İkilinin bu gergin rekabetinde pek çok unutulmaz maç var. Nasıl olmasın ki, kariyerleri boyunca tam 49 kez karşı karşıya geldiler. İlk akla gelen, 2004 yılında Old Trafford’da oynanan maç. Öyle ki, bu maçın İngiliz futbol tarihinde özel bir adı bile var: “Battle of the Buffet”. Her yönüyle müthiş bir hikayesi olan bir maçtır. O uzun hikayeyi anlatmayı bir başka yazıya bırakıp, maçın atmosferine dair fikir vermesi için sadece şunu söyleyeyim: Maç öyle bir atmosferde oynandı ki, maçın bitiminde soyunma odalarına giden koridorda Alex Ferguson’un kafasına bir dilim pizza fırlatıldı. Koridorda pizzanın ne işi vardı, o pizza Ferguson’un kafasına nasıl atıldı demeyin. Öyle acayip bir maçtı işte. Seneler sonra Fabregas, pizzayı atanın kendisi olduğunu da itiraf edecekti.

İşte Pazar günü oynanan maçta, sezon sonunda emekliye ayrılacağını açıklamış bulunan Arsene Wenger son kez takımının başında Manchester United deplasmanına çıktı. Old Trafford’a adımını attığında onu kim karşıladı dersiniz: Kadim rakibi, ezeli düşmanı ve ebedi dostu Sir Alex Ferguson elbette.

Alex Ferguson efsanevi rakibinin elini saygıyla sıktı, onu sevgiyle kucakladı. Kenarda ne yapacağını bilemeyen bir çocuk edasıyla şaşkın ve utangaç biçimde kendilerini izleyen Mourinho’yu da çağırdı. Onun da Wenger’e hakettiği saygıyı sunmasını sağladı. Sonra Wenger’e gümüş bir plaket sundu. Onu Old Trafford tribünlerine alkışlattı.

Müthiş bir sahneydi…

Bir büyük hoca, hayatı boyunca kıyasıya rekabet ettiği bir başka büyük hocayı hak ettiği saygıyı göstererek uğurladı yeşil sahalardan.

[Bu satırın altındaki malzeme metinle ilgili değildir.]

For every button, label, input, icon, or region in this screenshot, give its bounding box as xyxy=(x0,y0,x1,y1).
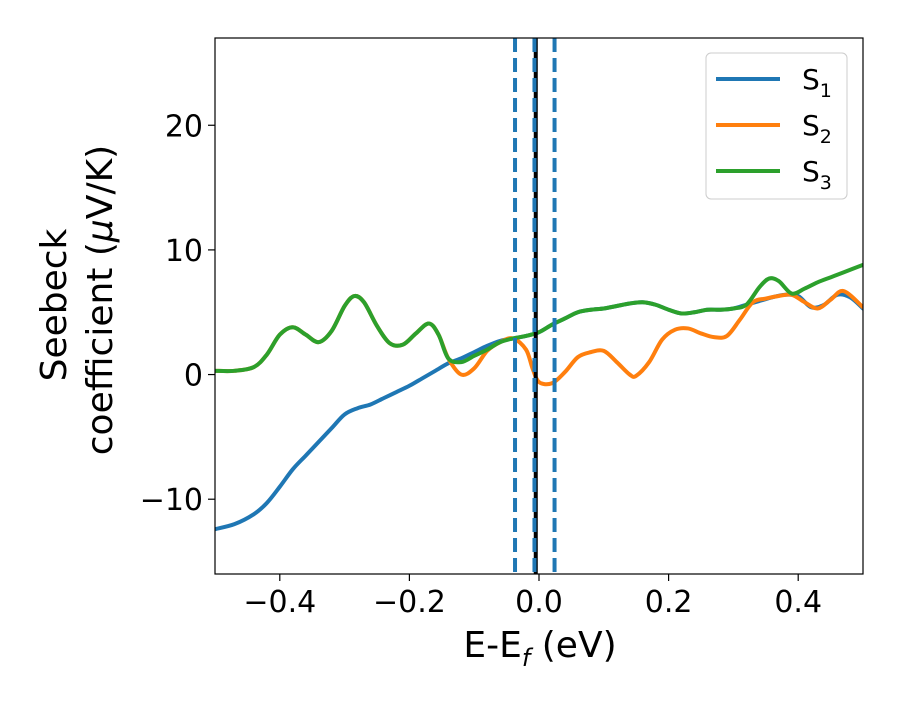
x-axis-title: E-Ef (eV) xyxy=(463,625,616,672)
legend-label-s3: S3 xyxy=(802,155,832,194)
y-tick-label: 0 xyxy=(184,359,203,394)
x-tick-label: 0.4 xyxy=(774,585,822,620)
series-line-s1 xyxy=(215,292,863,532)
plot-area xyxy=(215,38,863,574)
y-axis-title-line1: Seebeck xyxy=(34,228,75,381)
x-tick-label: −0.4 xyxy=(243,585,316,620)
series-line-s3 xyxy=(215,262,863,374)
axes: −0.4 −0.2 0.0 0.2 0.4 −10 0 10 20 xyxy=(140,37,864,620)
legend-label-s1: S1 xyxy=(802,63,832,102)
x-tick-label: 0.2 xyxy=(645,585,693,620)
y-axis-title-line2: coefficient (μV/K) xyxy=(80,145,121,455)
x-tick-label: 0.0 xyxy=(515,585,563,620)
y-tick-label: 10 xyxy=(165,234,203,269)
y-tick-label: 20 xyxy=(165,109,203,144)
legend-label-s2: S2 xyxy=(802,109,832,148)
legend: S1 S2 S3 xyxy=(705,52,848,200)
y-tick-label: −10 xyxy=(140,483,203,518)
x-tick-label: −0.2 xyxy=(373,585,446,620)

Aynı anda Türkiye’de Şenol Güneş basın toplantısındaydı. Sıkkındı. Bunalmıştı. Canından bezmişti. Uğradığı hakaretlerin, yaşadığı aşağılanmanın yükü omuzlarındaydı besbelli ki. Birkaç cümle söyleyip gitti. O kısacık basın toplantısından taş gibi ağır bir cümle kazındı akıllara: “Birçok değerin anlamını yitirdiğini görüyorum. Böyle bir ortamda konuşmanın bir anlamı yok!”

Hangi renklere gönül vermiş olursa olsun, bu tablodan hicap duymayan bir futbolsever bizden değildir…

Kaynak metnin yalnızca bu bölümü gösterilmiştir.